Dana White said he felt like they were back in 2001, when regulation of MMA was in its infancy, because of all the confusion that surrounded the ending to the Gegard Mousasi vs. Chris Weidman fight Saturday night.

UFC 210 photos Esther Lin, MMA Fighting

Even when you think you've seen it all, something new comes up that nobody is ready for.

That's what happened Saturday night with the Gegard Mousasi vs. Chris Weidman fight and an ending that will be talked about for some time to come.

Mousasi delivered two hard knees to the head, the second of which was called by referee Dan Miragliotta as an illegal blow because Weidman's hands were down. But just before Mousasi delivered the blow, he lifted Weidman by the shoulders, just barely pulling one hand off the ground and delivered the second hard knee. Miragliotta stopped the fight over that one and ruled it illegal, telling Weidman that he had five minutes to recover.

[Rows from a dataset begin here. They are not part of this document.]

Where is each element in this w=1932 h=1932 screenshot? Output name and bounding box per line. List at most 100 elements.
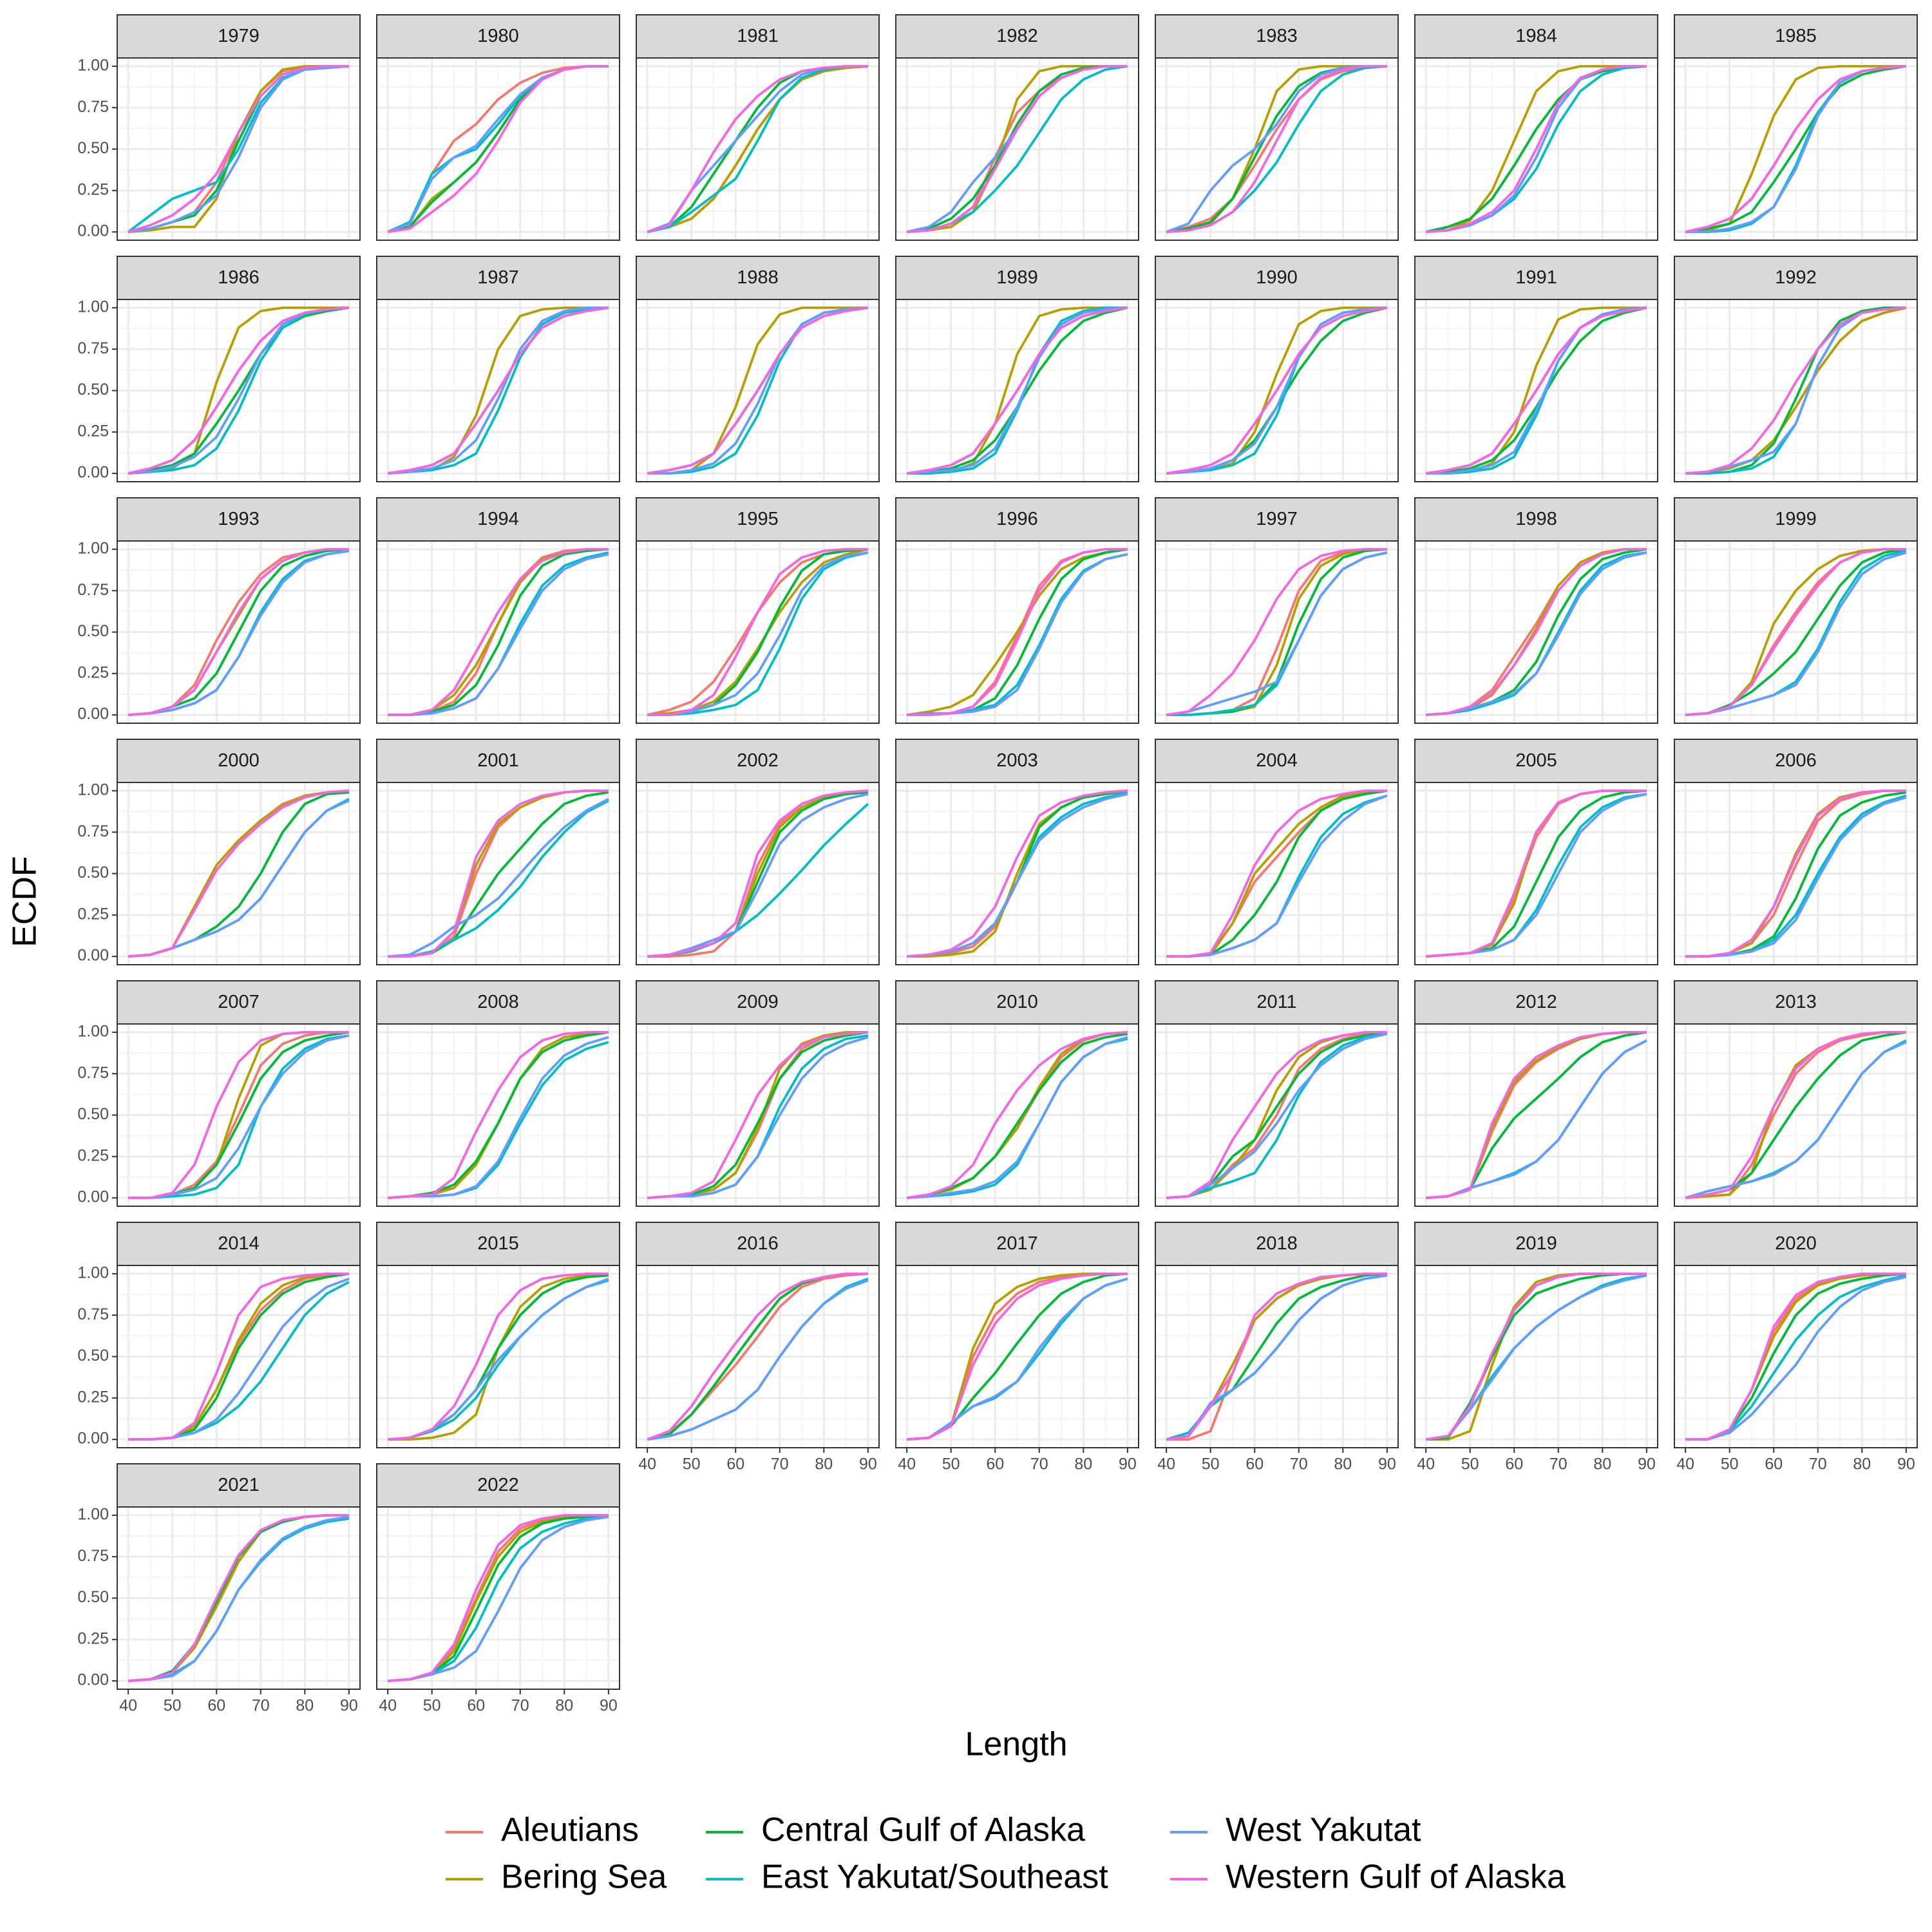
ecdf-line bbox=[1685, 65, 1907, 233]
strip-label: 1995 bbox=[737, 509, 779, 529]
y-tick-label: 1.00 bbox=[77, 56, 109, 74]
strip bbox=[376, 1222, 620, 1266]
panel: 1998 bbox=[1414, 497, 1658, 724]
strip-label: 1998 bbox=[1515, 509, 1557, 529]
ecdf-line bbox=[1685, 1031, 1906, 1199]
ecdf-line bbox=[906, 1036, 1128, 1199]
strip bbox=[895, 14, 1139, 59]
ecdf-line bbox=[906, 307, 1128, 475]
ecdf-line bbox=[1685, 1273, 1906, 1441]
ecdf-line bbox=[1685, 307, 1907, 475]
legend-label: West Yakutat bbox=[1226, 1812, 1421, 1849]
ecdf-line bbox=[647, 1279, 869, 1441]
ecdf-line bbox=[128, 65, 350, 233]
x-tick-label: 60 bbox=[986, 1455, 1004, 1473]
strip bbox=[376, 1463, 620, 1508]
panel: 2018 40 50 60 70 80 90 bbox=[1155, 1222, 1399, 1473]
ecdf-line bbox=[1426, 307, 1647, 475]
x-tick-label: 70 bbox=[252, 1697, 270, 1715]
x-tick-label: 70 bbox=[511, 1697, 529, 1715]
strip bbox=[636, 256, 880, 300]
x-axis-title: Length bbox=[965, 1726, 1067, 1763]
strip-label: 2009 bbox=[737, 992, 779, 1012]
strip bbox=[117, 256, 361, 300]
x-tick-label: 50 bbox=[1721, 1455, 1739, 1473]
strip bbox=[376, 256, 620, 300]
ecdf-line bbox=[647, 548, 868, 716]
strip bbox=[1155, 1222, 1399, 1266]
panel: 1991 bbox=[1414, 256, 1658, 482]
ecdf-line bbox=[1166, 790, 1387, 958]
ecdf-line bbox=[1425, 307, 1647, 475]
y-tick-label: 1.00 bbox=[77, 1022, 109, 1040]
strip-label: 2002 bbox=[737, 750, 779, 771]
strip-label: 2004 bbox=[1256, 750, 1298, 771]
y-tick-label: 0.50 bbox=[77, 864, 109, 882]
strip bbox=[895, 739, 1139, 783]
ecdf-line bbox=[906, 1273, 1128, 1441]
legend-label: East Yakutat/Southeast bbox=[761, 1859, 1108, 1896]
ecdf-line bbox=[1685, 790, 1906, 958]
y-tick-label: 0.00 bbox=[77, 947, 109, 965]
strip-label: 1988 bbox=[737, 267, 779, 288]
strip bbox=[376, 980, 620, 1025]
ecdf-line bbox=[387, 1273, 609, 1441]
panel: 2017 40 50 60 70 80 90 bbox=[895, 1222, 1139, 1473]
x-tick-label: 80 bbox=[555, 1697, 573, 1715]
panel: 1983 bbox=[1155, 14, 1399, 241]
strip-label: 1992 bbox=[1775, 267, 1817, 288]
panel: 1994 bbox=[376, 497, 620, 724]
y-tick-label: 0.00 bbox=[77, 1671, 109, 1689]
panel: 1987 bbox=[376, 256, 620, 482]
y-tick-label: 0.50 bbox=[77, 139, 109, 157]
x-tick-label: 80 bbox=[1853, 1455, 1871, 1473]
x-tick-label: 60 bbox=[467, 1697, 485, 1715]
ecdf-line bbox=[1166, 548, 1387, 716]
x-tick-label: 90 bbox=[340, 1697, 358, 1715]
strip bbox=[1414, 739, 1658, 783]
y-tick-label: 0.25 bbox=[77, 905, 109, 923]
ecdf-line bbox=[1166, 1031, 1387, 1199]
legend-label: Aleutians bbox=[501, 1812, 639, 1849]
strip bbox=[895, 980, 1139, 1025]
ecdf-line bbox=[387, 1514, 609, 1682]
y-tick-label: 0.25 bbox=[77, 1146, 109, 1164]
strip bbox=[117, 739, 361, 783]
x-tick-label: 70 bbox=[1290, 1455, 1308, 1473]
ecdf-line bbox=[1166, 307, 1388, 475]
y-tick-label: 1.00 bbox=[77, 1505, 109, 1523]
strip bbox=[636, 497, 880, 542]
panel: 2002 bbox=[636, 739, 880, 965]
x-tick-label: 80 bbox=[1334, 1455, 1352, 1473]
strip-label: 1985 bbox=[1775, 26, 1817, 46]
ecdf-line bbox=[128, 548, 349, 716]
x-tick-label: 90 bbox=[1638, 1455, 1656, 1473]
strip-label: 1993 bbox=[218, 509, 260, 529]
panel: 2005 bbox=[1414, 739, 1658, 965]
ecdf-line bbox=[1425, 1273, 1647, 1441]
ecdf-line bbox=[1166, 1032, 1388, 1199]
strip-label: 1991 bbox=[1515, 267, 1557, 288]
panel: 1988 bbox=[636, 256, 880, 482]
ecdf-line bbox=[647, 65, 868, 233]
strip-label: 2018 bbox=[1256, 1233, 1298, 1254]
panel: 2015 bbox=[376, 1222, 620, 1448]
strip bbox=[1155, 256, 1399, 300]
strip bbox=[117, 497, 361, 542]
ecdf-line bbox=[906, 307, 1128, 475]
strip bbox=[117, 980, 361, 1025]
strip bbox=[895, 497, 1139, 542]
strip bbox=[376, 14, 620, 59]
x-tick-label: 40 bbox=[119, 1697, 137, 1715]
panel: 2013 bbox=[1674, 980, 1918, 1207]
ecdf-line bbox=[1685, 65, 1907, 233]
x-tick-label: 80 bbox=[1074, 1455, 1092, 1473]
strip bbox=[636, 14, 880, 59]
strip bbox=[1674, 980, 1918, 1025]
strip bbox=[117, 14, 361, 59]
strip-label: 2012 bbox=[1515, 992, 1557, 1012]
panel: 1979 0.00 0.25 0.50 0.75 1.00 bbox=[77, 14, 361, 241]
y-tick-label: 0.75 bbox=[77, 1064, 109, 1082]
panel: 1990 bbox=[1155, 256, 1399, 482]
ecdf-line bbox=[647, 65, 869, 233]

Weidman spent several minutes recovering while doctors were in the ring. Miragliotta was informed that the replay showed the knee in question was in fact legal. More confusion took place and suddenly, the fight was stopped. Weidman was screaming that he wanted to continue, but the doctors decided otherwise, and Mousasi was ruled the winner via TKO.

Afterward, the fans were booing, Weidman asked for a match and Mousasi at first agreed.

UFC president Dana White didn't know much more than anyone else when it was over.

"They didn't explain anything to me," White said. "Weidman was in a very unfortunate position where he was told he had five minutes and he was laying on the ground, and then the doctor said `I can't let this guy continue.'

"With the new athletic commission, it's like we're in 2001 again."

New York was the last state to legalize MMA, and the commission just started regulating it late last year and it's led to a lot of confusion on a variety of issues.

"These guys have to get some experience," White said. "As a fighter, you have to be on your toes and ready to go. Many times even in great states like Nevada, you're battling the referee and the judges. You have to fight to win, fight to finish."

White was more negative when the subject of a rematch was brought up.

"Could Weidman have come back from that?” he said. “It looked like he was in a real bad position. Who knows?"

Weidman has protested that he had been hurt worse and come back and first thought he was hit with an illegal blow, but after watching the replay conceded the blow was legal. He still felt he should have been allowed to continue.